For years, officers fired for misconduct in one state could simply cross the border and get hired in another. The bill addresses this head-on by establishing a National Police Misconduct Registry (Sec. 201). This central database will track complaints, disciplinary actions, terminations, and settlements involving use of force or racial profiling. Furthermore, states and local governments must now have a system for certifying and decertifying officers (Sec. 202) and report an officer’s training status to the Attorney General to be eligible for Byrne grant money. If you’re a hiring manager in a police department, you’re now required to check this registry before making an offer, which should help filter out officers with documented histories of misconduct.
Title III uses federal funding as leverage to force policy changes at the local level. Starting one year after enactment, if a state or local government wants federal money from the Byrne or COPS grant programs, they must have laws in place that ban chokeholds and carotid holds (Sec. 363) and ban no-knock warrants for drug cases (Sec. 362). For communities concerned about dangerous entry tactics and potentially lethal restraints, this bill creates a direct financial incentive for local governments to adopt safer policies. If your local police department still allows these tactics, they stand to lose out on critical federal funding for things like equipment and training.
For federal law enforcement (and local agencies seeking Byrne grants), the bill establishes the PEACE Act (Sec. 364), which dramatically changes when force can be used. Federal officers can only use less lethal force if they have probable cause to arrest, the force is necessary and proportional, and they have exhausted all reasonable alternatives. Deadly force is restricted to an absolute last resort to prevent immediate death or serious injury. If an officer’s own gross negligence leads to a situation requiring force, they can no longer claim justification as a defense in court. This sets a much higher bar than the current legal standard, requiring officers to prioritize de-escalation and limiting the use of force to situations where it is truly unavoidable.

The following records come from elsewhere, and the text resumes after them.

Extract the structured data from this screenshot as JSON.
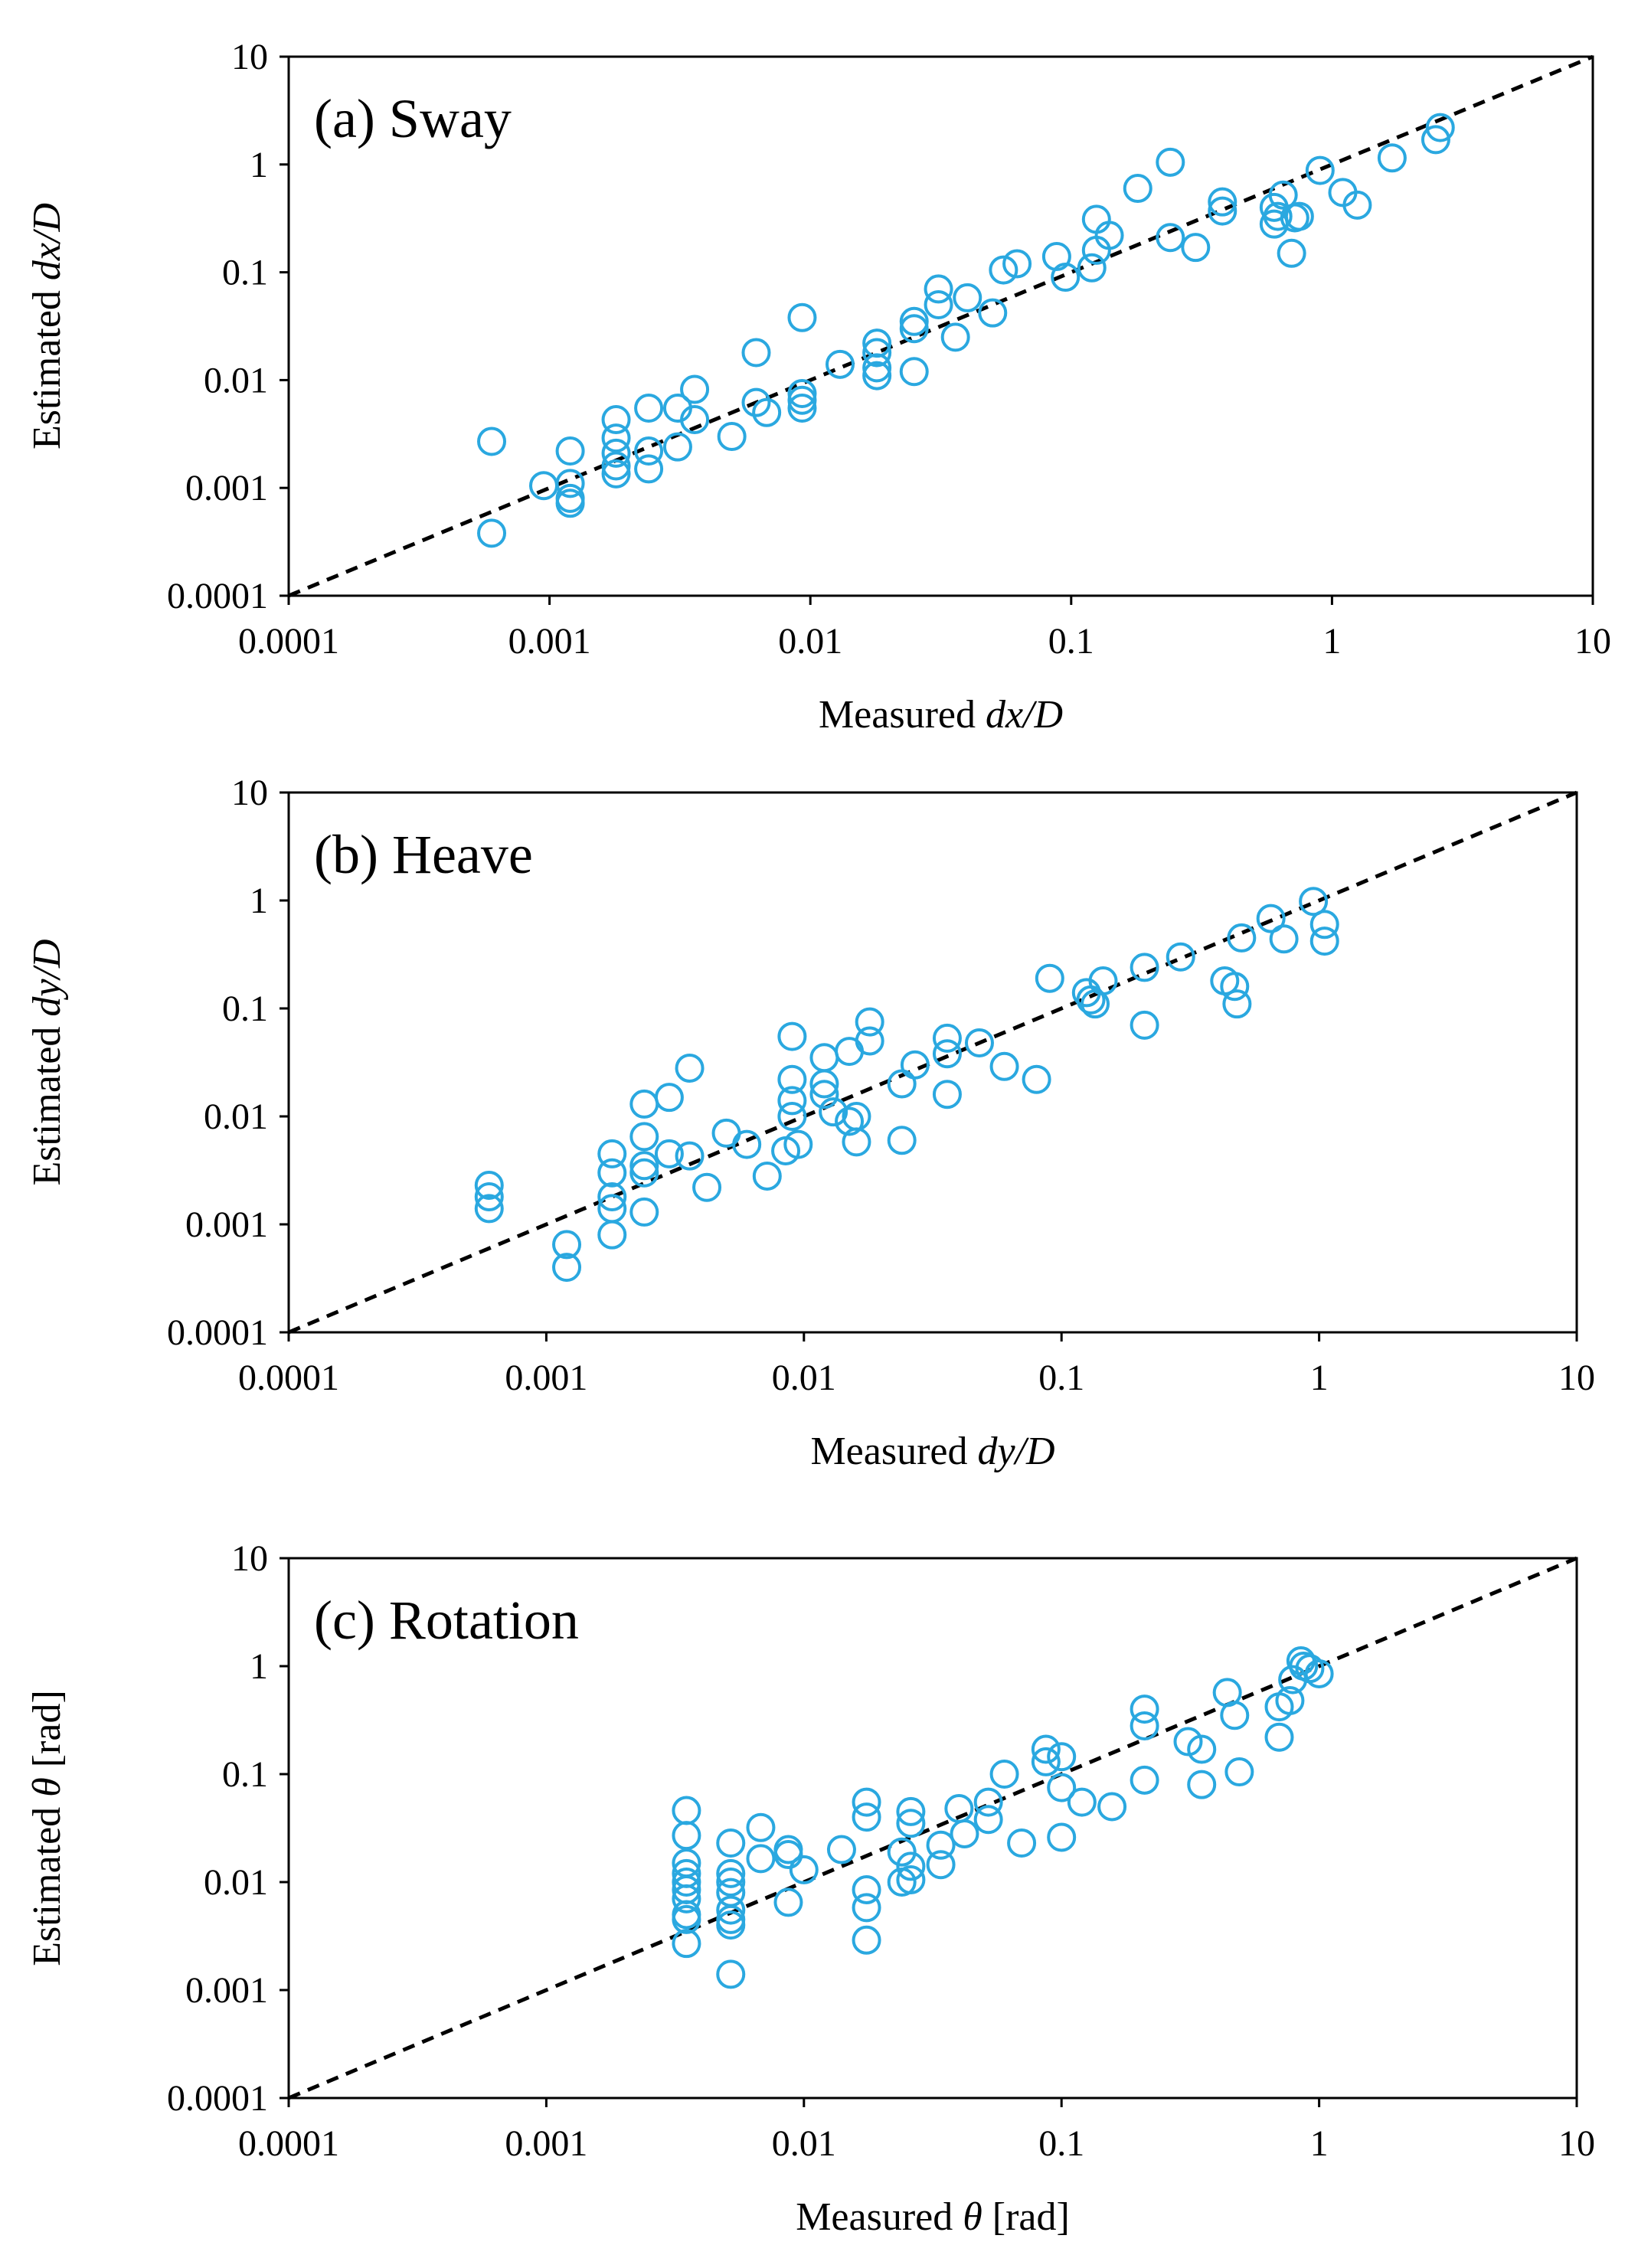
{
  "chart_data": [
    {
      "type": "scatter",
      "title": "(a) Sway",
      "xlabel": [
        "Measured ",
        "dx/D"
      ],
      "ylabel": [
        "Estimated ",
        "dx/D"
      ],
      "xscale": "log",
      "yscale": "log",
      "xlim": [
        0.0001,
        10
      ],
      "ylim": [
        0.0001,
        10
      ],
      "xticks": [
        "0.0001",
        "0.001",
        "0.01",
        "0.1",
        "1",
        "10"
      ],
      "yticks": [
        "0.0001",
        "0.001",
        "0.01",
        "0.1",
        "1",
        "10"
      ],
      "grid": false,
      "reference_line": "y = x (dashed)",
      "marker_color": "#2AA8E0",
      "x": [
        0.0006,
        0.0006,
        0.00095,
        0.0012,
        0.0012,
        0.0012,
        0.0012,
        0.0018,
        0.0018,
        0.0018,
        0.0018,
        0.0018,
        0.0024,
        0.0024,
        0.0024,
        0.0031,
        0.0031,
        0.0036,
        0.0036,
        0.005,
        0.0062,
        0.0062,
        0.0068,
        0.0093,
        0.0093,
        0.0093,
        0.0093,
        0.013,
        0.018,
        0.018,
        0.018,
        0.018,
        0.025,
        0.025,
        0.025,
        0.031,
        0.031,
        0.036,
        0.04,
        0.05,
        0.055,
        0.062,
        0.088,
        0.095,
        0.12,
        0.125,
        0.125,
        0.14,
        0.24,
        0.24,
        0.18,
        0.3,
        0.38,
        0.38,
        0.6,
        0.6,
        0.62,
        0.65,
        0.7,
        0.72,
        0.75,
        0.9,
        1.1,
        1.25,
        1.7,
        2.5,
        2.6
      ],
      "y": [
        0.0027,
        0.00038,
        0.00105,
        0.0022,
        0.0011,
        0.0008,
        0.00072,
        0.0043,
        0.0029,
        0.0021,
        0.0016,
        0.00135,
        0.0055,
        0.0022,
        0.0015,
        0.0055,
        0.0024,
        0.0082,
        0.0043,
        0.003,
        0.018,
        0.0062,
        0.005,
        0.038,
        0.0075,
        0.0065,
        0.0055,
        0.014,
        0.022,
        0.018,
        0.013,
        0.011,
        0.035,
        0.03,
        0.012,
        0.07,
        0.05,
        0.025,
        0.058,
        0.042,
        0.105,
        0.12,
        0.14,
        0.09,
        0.11,
        0.31,
        0.16,
        0.22,
        1.05,
        0.21,
        0.6,
        0.17,
        0.45,
        0.37,
        0.4,
        0.28,
        0.33,
        0.52,
        0.15,
        0.32,
        0.33,
        0.88,
        0.55,
        0.42,
        1.15,
        1.7,
        2.2
      ]
    },
    {
      "type": "scatter",
      "title": "(b) Heave",
      "xlabel": [
        "Measured ",
        "dy/D"
      ],
      "ylabel": [
        "Estimated ",
        "dy/D"
      ],
      "xscale": "log",
      "yscale": "log",
      "xlim": [
        0.0001,
        10
      ],
      "ylim": [
        0.0001,
        10
      ],
      "xticks": [
        "0.0001",
        "0.001",
        "0.01",
        "0.1",
        "1",
        "10"
      ],
      "yticks": [
        "0.0001",
        "0.001",
        "0.01",
        "0.1",
        "1",
        "10"
      ],
      "grid": false,
      "reference_line": "y = x (dashed)",
      "marker_color": "#2AA8E0",
      "x": [
        0.0006,
        0.0006,
        0.0006,
        0.0012,
        0.0012,
        0.0018,
        0.0018,
        0.0018,
        0.0018,
        0.0018,
        0.0024,
        0.0024,
        0.0024,
        0.0024,
        0.0024,
        0.003,
        0.003,
        0.0036,
        0.0036,
        0.0042,
        0.005,
        0.006,
        0.0072,
        0.0085,
        0.009,
        0.009,
        0.009,
        0.009,
        0.0095,
        0.012,
        0.012,
        0.012,
        0.013,
        0.015,
        0.015,
        0.016,
        0.016,
        0.018,
        0.018,
        0.024,
        0.024,
        0.027,
        0.036,
        0.036,
        0.036,
        0.048,
        0.06,
        0.08,
        0.09,
        0.125,
        0.13,
        0.135,
        0.145,
        0.21,
        0.21,
        0.29,
        0.43,
        0.47,
        0.48,
        0.5,
        0.65,
        0.73,
        0.95,
        1.05,
        1.05
      ],
      "y": [
        0.0023,
        0.0018,
        0.0014,
        0.00065,
        0.0004,
        0.0045,
        0.003,
        0.0018,
        0.0014,
        0.0008,
        0.013,
        0.0065,
        0.0035,
        0.003,
        0.0013,
        0.015,
        0.0045,
        0.028,
        0.0043,
        0.0022,
        0.007,
        0.0055,
        0.0028,
        0.0048,
        0.055,
        0.022,
        0.014,
        0.01,
        0.0055,
        0.035,
        0.02,
        0.016,
        0.011,
        0.04,
        0.009,
        0.01,
        0.0058,
        0.075,
        0.05,
        0.02,
        0.006,
        0.03,
        0.053,
        0.038,
        0.016,
        0.048,
        0.029,
        0.022,
        0.19,
        0.14,
        0.12,
        0.11,
        0.18,
        0.24,
        0.07,
        0.3,
        0.18,
        0.16,
        0.11,
        0.45,
        0.68,
        0.44,
        0.98,
        0.6,
        0.42
      ]
    },
    {
      "type": "scatter",
      "title": "(c) Rotation",
      "xlabel": [
        "Measured ",
        "θ",
        " [rad]"
      ],
      "ylabel": [
        "Estimated ",
        "θ",
        " [rad]"
      ],
      "xscale": "log",
      "yscale": "log",
      "xlim": [
        0.0001,
        10
      ],
      "ylim": [
        0.0001,
        10
      ],
      "xticks": [
        "0.0001",
        "0.001",
        "0.01",
        "0.1",
        "1",
        "10"
      ],
      "yticks": [
        "0.0001",
        "0.001",
        "0.01",
        "0.1",
        "1",
        "10"
      ],
      "grid": false,
      "reference_line": "y = x (dashed)",
      "marker_color": "#2AA8E0",
      "x": [
        0.0035,
        0.0035,
        0.0035,
        0.0035,
        0.0035,
        0.0035,
        0.0035,
        0.0035,
        0.0035,
        0.0035,
        0.0052,
        0.0052,
        0.0052,
        0.0052,
        0.0052,
        0.0052,
        0.0052,
        0.0052,
        0.0068,
        0.0068,
        0.0087,
        0.0087,
        0.0087,
        0.01,
        0.014,
        0.0175,
        0.0175,
        0.0175,
        0.0175,
        0.0175,
        0.024,
        0.024,
        0.026,
        0.026,
        0.026,
        0.026,
        0.034,
        0.034,
        0.04,
        0.042,
        0.052,
        0.052,
        0.06,
        0.07,
        0.087,
        0.087,
        0.1,
        0.1,
        0.1,
        0.12,
        0.157,
        0.21,
        0.21,
        0.21,
        0.31,
        0.35,
        0.35,
        0.44,
        0.47,
        0.49,
        0.7,
        0.7,
        0.77,
        0.79,
        0.85,
        0.87,
        0.92,
        1.0
      ],
      "y": [
        0.046,
        0.027,
        0.015,
        0.012,
        0.01,
        0.0085,
        0.007,
        0.005,
        0.0045,
        0.0027,
        0.023,
        0.012,
        0.01,
        0.008,
        0.0055,
        0.0045,
        0.004,
        0.0014,
        0.032,
        0.0165,
        0.02,
        0.018,
        0.0065,
        0.013,
        0.02,
        0.055,
        0.04,
        0.0085,
        0.0058,
        0.0029,
        0.019,
        0.01,
        0.045,
        0.035,
        0.014,
        0.0105,
        0.022,
        0.0145,
        0.048,
        0.028,
        0.055,
        0.038,
        0.1,
        0.023,
        0.17,
        0.13,
        0.145,
        0.075,
        0.026,
        0.055,
        0.05,
        0.4,
        0.28,
        0.088,
        0.2,
        0.17,
        0.08,
        0.57,
        0.35,
        0.105,
        0.42,
        0.22,
        0.48,
        0.75,
        1.12,
        1.0,
        0.95,
        0.85
      ]
    }
  ]
}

Title III, Subtitle C mandates strict rules for federal law enforcement regarding body cameras and in-car video. Cameras must be worn and recording during all stops and interactions (Sec. 372). Critically, the bill bans facial recognition technology from being included in or used with any camera or recording device authorized under this Act (Sec. 374). This is a win for privacy advocates and means federal law enforcement can’t use these devices for mass surveillance. The footage retention rules are also strict: generally 6 months, but extended to 3 years if the footage involves use of force or a complaint is filed.
Title IV closes a dangerous gap by creating a new federal crime for law enforcement officers who engage in sexual acts with anyone in their custody, even if they claim the person consented (Sec. 402). This recognizes the power imbalance inherent in custodial relationships, making consent legally irrelevant in these situations. Furthermore, states must adopt similar laws to be eligible for COPS grant funding (Sec. 403), ensuring that officers who abuse their authority in this way face serious consequences and cannot use the victim’s supposed consent as a shield.
Finally, the Stop Militarizing Law Enforcement Act (Sec. 365) severely restricts the Department of Defense’s 1033 program, which transfers surplus military equipment to local police. The bill bans the transfer of specific items like tracked armored vehicles, grenade launchers, bayonets, and many types of firearms. For local agencies, acquiring military-grade gear just got much harder, which should ease community concerns about police over-militarization, though some departments may view this as losing access to necessary protective equipment.